President Tinubu also pledged ongoing collaboration between Nigerian and South African officials to implement mandates outlined under the Bi-National Commission, a key framework for bilateral cooperation.

In his remarks, President Ramaphosa recalled that the Joint Ministerial Advisory Council on Trade was initially launched during his State Visit to Nigeria in 2021. The Council was established to address trade and investment challenges, align policies, and create a conducive environment for business growth in both countries.

“Today, we agreed on the full operationalization of the Council. This will support a conducive environment for improved trade and investment. Through the Council, we aim to efficiently resolve trade and investment-related challenges,” Ramaphosa said.

He also stressed the need to diversify trade relations beyond oil and gas, acknowledging South Africa’s trade deficit with Nigeria due to energy imports.

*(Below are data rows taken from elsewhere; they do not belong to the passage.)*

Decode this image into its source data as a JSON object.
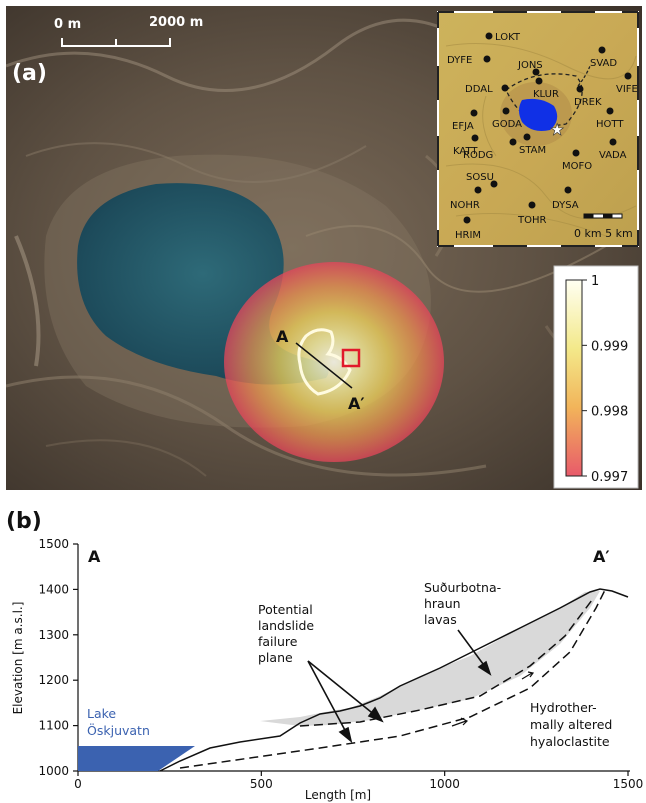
{
  "panel_a": {
    "label": "(a)",
    "scale_bar": {
      "left": "0 m",
      "right": "2000 m"
    },
    "inset": {
      "stations": [
        "LOKT",
        "SVAD",
        "DYFE",
        "JONS",
        "VIFE",
        "DDAL",
        "KLUR",
        "DREK",
        "HOTT",
        "EFJA",
        "GODA",
        "KATT",
        "STAM",
        "RODG",
        "MOFO",
        "VADA",
        "NOHR",
        "SOSU",
        "DYSA",
        "TOHR",
        "HRIM"
      ],
      "scale": "0 km 5 km"
    },
    "colorbar": {
      "ticks": [
        "1",
        "0.999",
        "0.998",
        "0.997"
      ],
      "colors": {
        "top": "#fffff2",
        "mid": "#f0e36a",
        "low": "#f2a64e",
        "bottom": "#e85a6a"
      }
    },
    "profile": {
      "start": "A",
      "end": "A′"
    }
  },
  "panel_b": {
    "label": "(b)",
    "ylabel": "Elevation [m a.s.l.]",
    "xlabel": "Length [m]",
    "yticks": [
      "1500",
      "1400",
      "1300",
      "1200",
      "1100",
      "1000"
    ],
    "xticks": [
      "0",
      "500",
      "1000",
      "1500"
    ],
    "end_labels": {
      "left": "A",
      "right": "A′"
    },
    "annotations": {
      "lake": [
        "Lake",
        "Öskjuvatn"
      ],
      "lavas": [
        "Suðurbotna-",
        "hraun",
        "lavas"
      ],
      "failure": [
        "Potential",
        "landslide",
        "failure",
        "plane"
      ],
      "altered": [
        "Hydrother-",
        "mally altered",
        "hyaloclastite"
      ]
    },
    "colors": {
      "lake": "#3b62b0",
      "lava": "#d9d9d9",
      "lake_text": "#3b62b0"
    }
  }
}
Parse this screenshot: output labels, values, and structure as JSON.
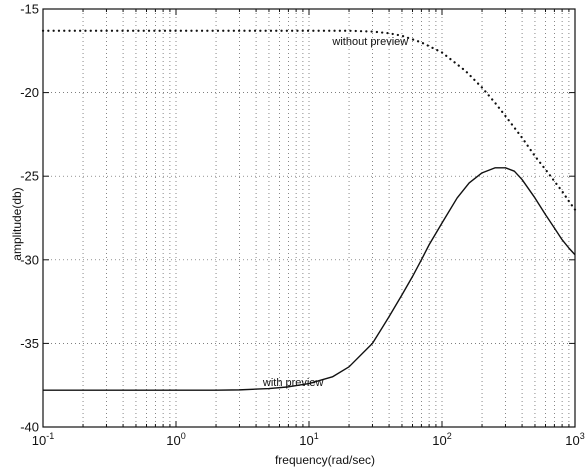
{
  "chart_data": {
    "type": "line",
    "title": "",
    "xlabel": "frequency(rad/sec)",
    "ylabel": "amplitude(db)",
    "x_scale": "log",
    "xlim": [
      0.1,
      1000
    ],
    "ylim": [
      -40,
      -15
    ],
    "x_ticks": [
      {
        "value": 0.1,
        "base": "10",
        "exp": "-1"
      },
      {
        "value": 1,
        "base": "10",
        "exp": "0"
      },
      {
        "value": 10,
        "base": "10",
        "exp": "1"
      },
      {
        "value": 100,
        "base": "10",
        "exp": "2"
      },
      {
        "value": 1000,
        "base": "10",
        "exp": "3"
      }
    ],
    "y_ticks": [
      {
        "value": -15,
        "label": "-15"
      },
      {
        "value": -20,
        "label": "-20"
      },
      {
        "value": -25,
        "label": "-25"
      },
      {
        "value": -30,
        "label": "-30"
      },
      {
        "value": -35,
        "label": "-35"
      },
      {
        "value": -40,
        "label": "-40"
      }
    ],
    "grid": true,
    "series": [
      {
        "style": "dotted",
        "color": "#111111",
        "points": [
          [
            0.1,
            -16.3
          ],
          [
            0.2,
            -16.3
          ],
          [
            0.5,
            -16.3
          ],
          [
            1,
            -16.3
          ],
          [
            2,
            -16.3
          ],
          [
            5,
            -16.3
          ],
          [
            10,
            -16.3
          ],
          [
            20,
            -16.3
          ],
          [
            30,
            -16.35
          ],
          [
            40,
            -16.45
          ],
          [
            50,
            -16.6
          ],
          [
            70,
            -17.0
          ],
          [
            100,
            -17.6
          ],
          [
            150,
            -18.7
          ],
          [
            200,
            -19.7
          ],
          [
            250,
            -20.6
          ],
          [
            300,
            -21.4
          ],
          [
            400,
            -22.7
          ],
          [
            500,
            -23.8
          ],
          [
            600,
            -24.6
          ],
          [
            700,
            -25.3
          ],
          [
            800,
            -25.9
          ],
          [
            900,
            -26.5
          ],
          [
            1000,
            -27.0
          ]
        ]
      },
      {
        "style": "solid",
        "color": "#111111",
        "points": [
          [
            0.1,
            -37.8
          ],
          [
            0.2,
            -37.8
          ],
          [
            0.5,
            -37.8
          ],
          [
            1,
            -37.8
          ],
          [
            2,
            -37.8
          ],
          [
            3,
            -37.78
          ],
          [
            5,
            -37.7
          ],
          [
            7,
            -37.6
          ],
          [
            10,
            -37.4
          ],
          [
            15,
            -37.0
          ],
          [
            20,
            -36.4
          ],
          [
            30,
            -35.0
          ],
          [
            40,
            -33.4
          ],
          [
            50,
            -32.1
          ],
          [
            60,
            -31.0
          ],
          [
            70,
            -30.0
          ],
          [
            80,
            -29.1
          ],
          [
            100,
            -27.8
          ],
          [
            130,
            -26.3
          ],
          [
            160,
            -25.4
          ],
          [
            200,
            -24.8
          ],
          [
            250,
            -24.5
          ],
          [
            300,
            -24.5
          ],
          [
            350,
            -24.7
          ],
          [
            400,
            -25.2
          ],
          [
            500,
            -26.3
          ],
          [
            600,
            -27.3
          ],
          [
            700,
            -28.1
          ],
          [
            800,
            -28.8
          ],
          [
            900,
            -29.3
          ],
          [
            1000,
            -29.7
          ]
        ]
      }
    ],
    "annotations": [
      {
        "text": "without preview",
        "x": 15,
        "y": -16.9
      },
      {
        "text": "with preview",
        "x": 4.5,
        "y": -37.3
      }
    ]
  }
}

“South Africa runs a large trade deficit with Nigeria, mainly due to oil and gas imports. We need to diversify our trade to ensure a mutually beneficial partnership,” he noted.

Ramaphosa highlighted the significant presence of South African companies in Nigeria and expressed optimism about the increasing footprint of Nigerian businesses in South Africa.

However, he acknowledged the operational challenges faced by companies in both countries and emphasized the need to overcome them for expanded trade and investment.